The NVIDIA AI MCP Server exposes 9 tools through the Vinkius. Connect it to LlamaIndex in under two minutes — no API keys to rotate, no infrastructure to provision, no vendor lock-in. Your configuration, your data, your control.

How to Connect NVIDIA AI to LlamaIndex via MCP

Follow these steps to integrate the NVIDIA AI MCP Server with LlamaIndex.

01

Install dependencies

Run pip install llama-index-tools-mcp llama-index-llms-openai

02

Replace the token

Replace [YOUR_TOKEN_HERE] with your Vinkius token

03

Run the agent

Save to agent.py and run: python agent.py

04

Explore tools

The agent discovers 9 tools from NVIDIA AI

Why Use LlamaIndex with the NVIDIA AI MCP Server

LlamaIndex provides unique advantages when paired with NVIDIA AI through the Model Context Protocol.

01

Data-first architecture: LlamaIndex agents combine NVIDIA AI tool responses with indexed documents for comprehensive, grounded answers

02

Query pipeline framework lets you chain NVIDIA AI tool calls with transformations, filters, and re-rankers in a typed pipeline

03

Multi-source reasoning: agents can query NVIDIA AI, a vector store, and a SQL database in a single turn and synthesize results

04

Observability integrations show exactly what NVIDIA AI tools were called, what data was returned, and how it influenced the final answer

NVIDIA AI + LlamaIndex Use Cases

Practical scenarios where LlamaIndex combined with the NVIDIA AI MCP Server delivers measurable value.

01

Hybrid search: combine NVIDIA AI real-time data with embedded document indexes for answers that are both current and comprehensive

02

Data enrichment: query NVIDIA AI to augment indexed data with live information before generating user-facing responses

03

Knowledge base agents: build agents that maintain and update knowledge bases by periodically querying NVIDIA AI for fresh data

04

Analytical workflows: chain NVIDIA AI queries with LlamaIndex's data connectors to build multi-source analytical reports

NVIDIA AI MCP Tools for LlamaIndex (9)

These 9 tools become available when you connect NVIDIA AI to LlamaIndex via MCP:

01

analyze_sentiment

Analyze the sentiment of a text

02

ask_question

Optionally provide context for better answers. Ask a question to a powerful reasoning model (405B params)

03

chat_completion

Use "model" to specify which AI model (e.g., "meta/llama-3.1-70b-instruct", "mistralai/mistral-large"). Messages should be in OpenAI format: [{role: "user", content: "..."}]. Chat with an NVIDIA AI model (Llama, Mistral, etc)

04

generate_code

Specify language if needed. Generate code from a natural language prompt

05

get_embeddings

Model: "nvidia/nv-embed-v1". Generate vector embeddings from text

06

list_models

List all available AI models on the NVIDIA API Catalog

07

summarize_text

Summarize long text into a concise version

08

text_to_sql

Convert natural language to SQL query

09

translate_text

Translate text to another language

Example Prompts for NVIDIA AI in LlamaIndex

Ready-to-use prompts you can give your LlamaIndex agent to start working with NVIDIA AI immediately.

01

"Generate Python code for a REST API with FastAPI."

02

"Translate 'Hello, how are you?' to Japanese."

03

"Summarize: The quarterly report shows revenue grew 15% YoY..."
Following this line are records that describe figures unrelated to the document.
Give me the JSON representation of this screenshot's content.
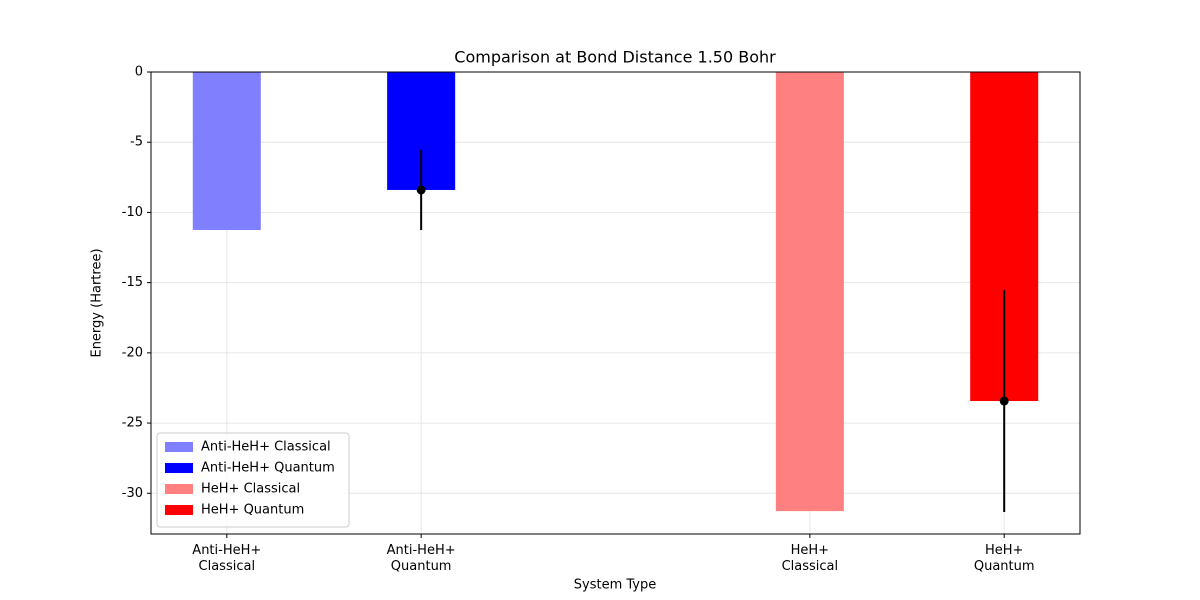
{
  "chart_data": {
    "type": "bar",
    "title": "Comparison at Bond Distance 1.50 Bohr",
    "x_label": "System Type",
    "y_label": "Energy (Hartree)",
    "categories": [
      "Anti-HeH+\nClassical",
      "Anti-HeH+\nQuantum",
      "HeH+\nClassical",
      "HeH+\nQuantum"
    ],
    "x": [
      0,
      1,
      3,
      4
    ],
    "xlim": [
      -0.39,
      4.39
    ],
    "series": [
      {
        "name": "Anti-HeH+ Classical",
        "color": "#8080ff",
        "values": [
          -11.25,
          null,
          null,
          null
        ],
        "errors": [
          null,
          null,
          null,
          null
        ]
      },
      {
        "name": "Anti-HeH+ Quantum",
        "color": "#0000ff",
        "values": [
          null,
          -8.4,
          null,
          null
        ],
        "errors": [
          null,
          2.85,
          null,
          null
        ]
      },
      {
        "name": "HeH+ Classical",
        "color": "#ff8080",
        "values": [
          null,
          null,
          -31.27,
          null
        ],
        "errors": [
          null,
          null,
          null,
          null
        ]
      },
      {
        "name": "HeH+ Quantum",
        "color": "#ff0000",
        "values": [
          null,
          null,
          null,
          -23.43
        ],
        "errors": [
          null,
          null,
          null,
          7.9
        ]
      }
    ],
    "ylim": [
      -32.9,
      0
    ],
    "yticks": [
      0,
      -5,
      -10,
      -15,
      -20,
      -25,
      -30
    ],
    "grid": true,
    "legend": "lower left"
  }
}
Troubleshooting NVIDIA AI MCP Server with LlamaIndex

Common issues when connecting NVIDIA AI to LlamaIndex through the Vinkius, and how to resolve them.

01

BasicMCPClient not found

Install: pip install llama-index-tools-mcp

NVIDIA AI + LlamaIndex FAQ

Common questions about integrating NVIDIA AI MCP Server with LlamaIndex.

01

How does LlamaIndex connect to MCP servers?
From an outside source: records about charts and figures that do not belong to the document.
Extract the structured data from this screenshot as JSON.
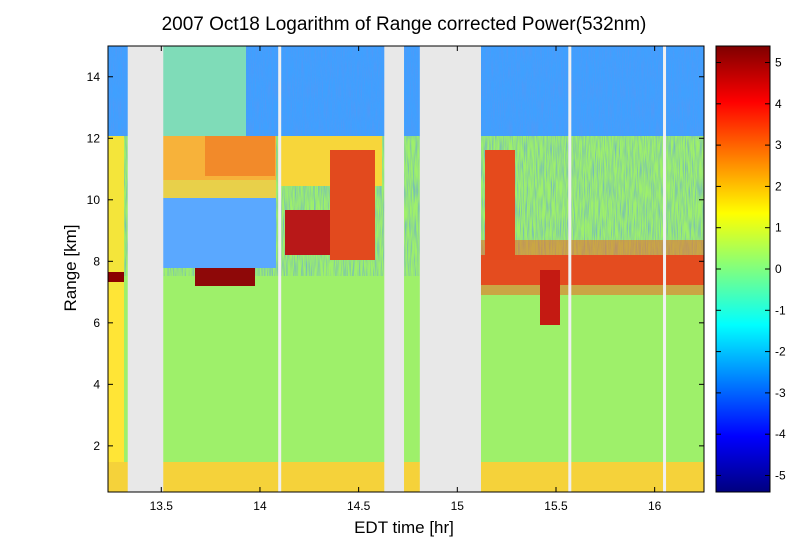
{
  "chart_data": {
    "type": "heatmap",
    "title": "2007 Oct18  Logarithm of Range corrected Power(532nm)",
    "xlabel": "EDT time [hr]",
    "ylabel": "Range [km]",
    "xlim": [
      13.23,
      16.25
    ],
    "ylim": [
      0.5,
      15
    ],
    "xticks": [
      13.5,
      14,
      14.5,
      15,
      15.5,
      16
    ],
    "yticks": [
      2,
      4,
      6,
      8,
      10,
      12,
      14
    ],
    "colorbar": {
      "colormap": "jet",
      "range": [
        -5.4,
        5.4
      ],
      "ticks": [
        5,
        4,
        3,
        2,
        1,
        0,
        -1,
        -2,
        -3,
        -4,
        -5
      ]
    },
    "data_gaps_hr": [
      [
        13.33,
        13.51
      ],
      [
        14.63,
        14.73
      ],
      [
        14.81,
        15.12
      ]
    ],
    "thin_gaps_hr": [
      14.1,
      15.57,
      16.05
    ],
    "features": {
      "boundary_layer_top_km": 1.4,
      "mid_cloud_base_km": 7.3,
      "upper_cloud_top_km": 12.0
    }
  }
}
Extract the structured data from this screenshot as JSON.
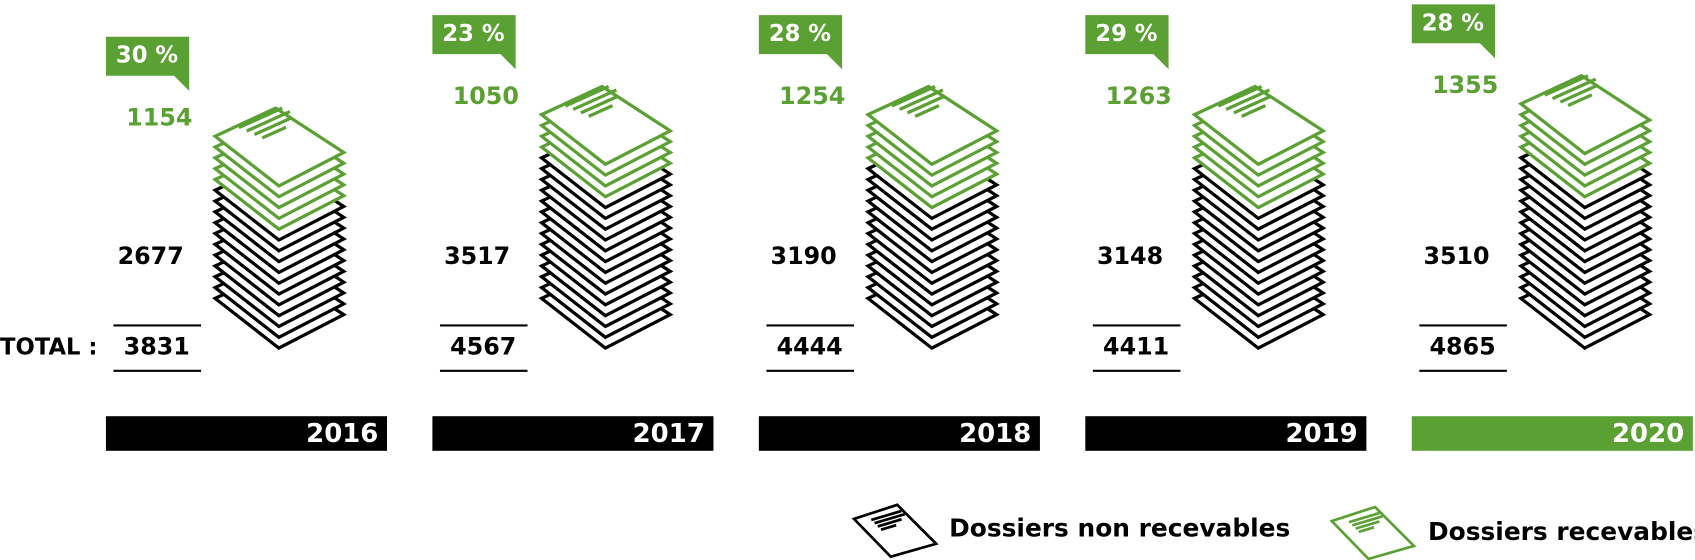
{
  "chart_data": {
    "type": "pictogram",
    "total_label": "TOTAL :",
    "categories": [
      "2016",
      "2017",
      "2018",
      "2019",
      "2020"
    ],
    "category_colors": [
      "#000000",
      "#000000",
      "#000000",
      "#000000",
      "#5aa033"
    ],
    "series": [
      {
        "name": "Dossiers non recevables",
        "color": "#000000",
        "values": [
          2677,
          3517,
          3190,
          3148,
          3510
        ]
      },
      {
        "name": "Dossiers recevables",
        "color": "#5aa033",
        "values": [
          1154,
          1050,
          1254,
          1263,
          1355
        ]
      }
    ],
    "totals": [
      3831,
      4567,
      4444,
      4411,
      4865
    ],
    "shares": {
      "color": "#5aa033",
      "values": [
        30,
        23,
        28,
        29,
        28
      ],
      "value_labels": [
        "30 %",
        "23 %",
        "28 %",
        "29 %",
        "28 %"
      ]
    }
  }
}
Use the MCP client adapter to create a connection. LlamaIndex discovers all tools and wraps them as query engine tools compatible with any LlamaIndex agent.
02

Can I combine MCP tools with vector stores?
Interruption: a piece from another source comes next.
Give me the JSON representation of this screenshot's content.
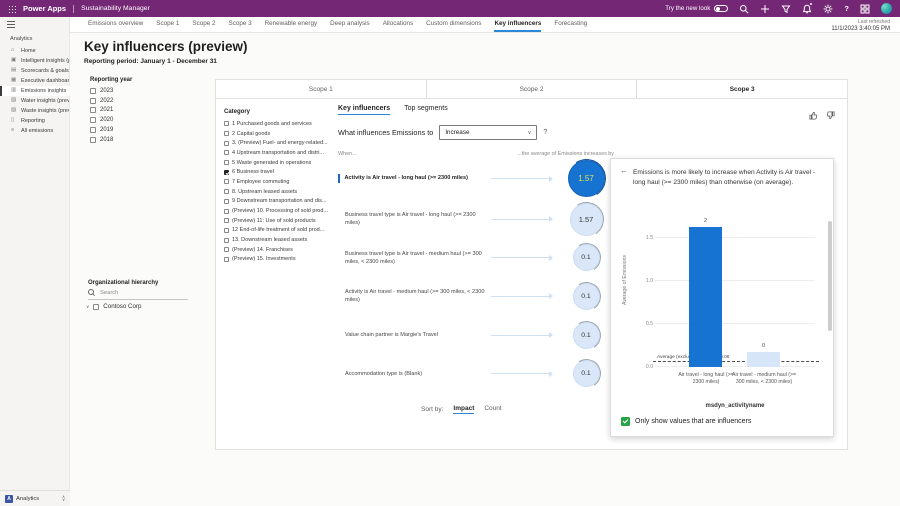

Yes. LlamaIndex agents can query NVIDIA AI tools and vector store indexes in the same turn, combining real-time and embedded data for grounded responses.
03

Does LlamaIndex support async MCP calls?

Yes. LlamaIndex's async agent framework supports concurrent MCP tool calls for high-throughput data processing pipelines.

Connect NVIDIA AI to LlamaIndex

Get your token, paste the configuration, and start using 9 tools in under 2 minutes. No API key management needed.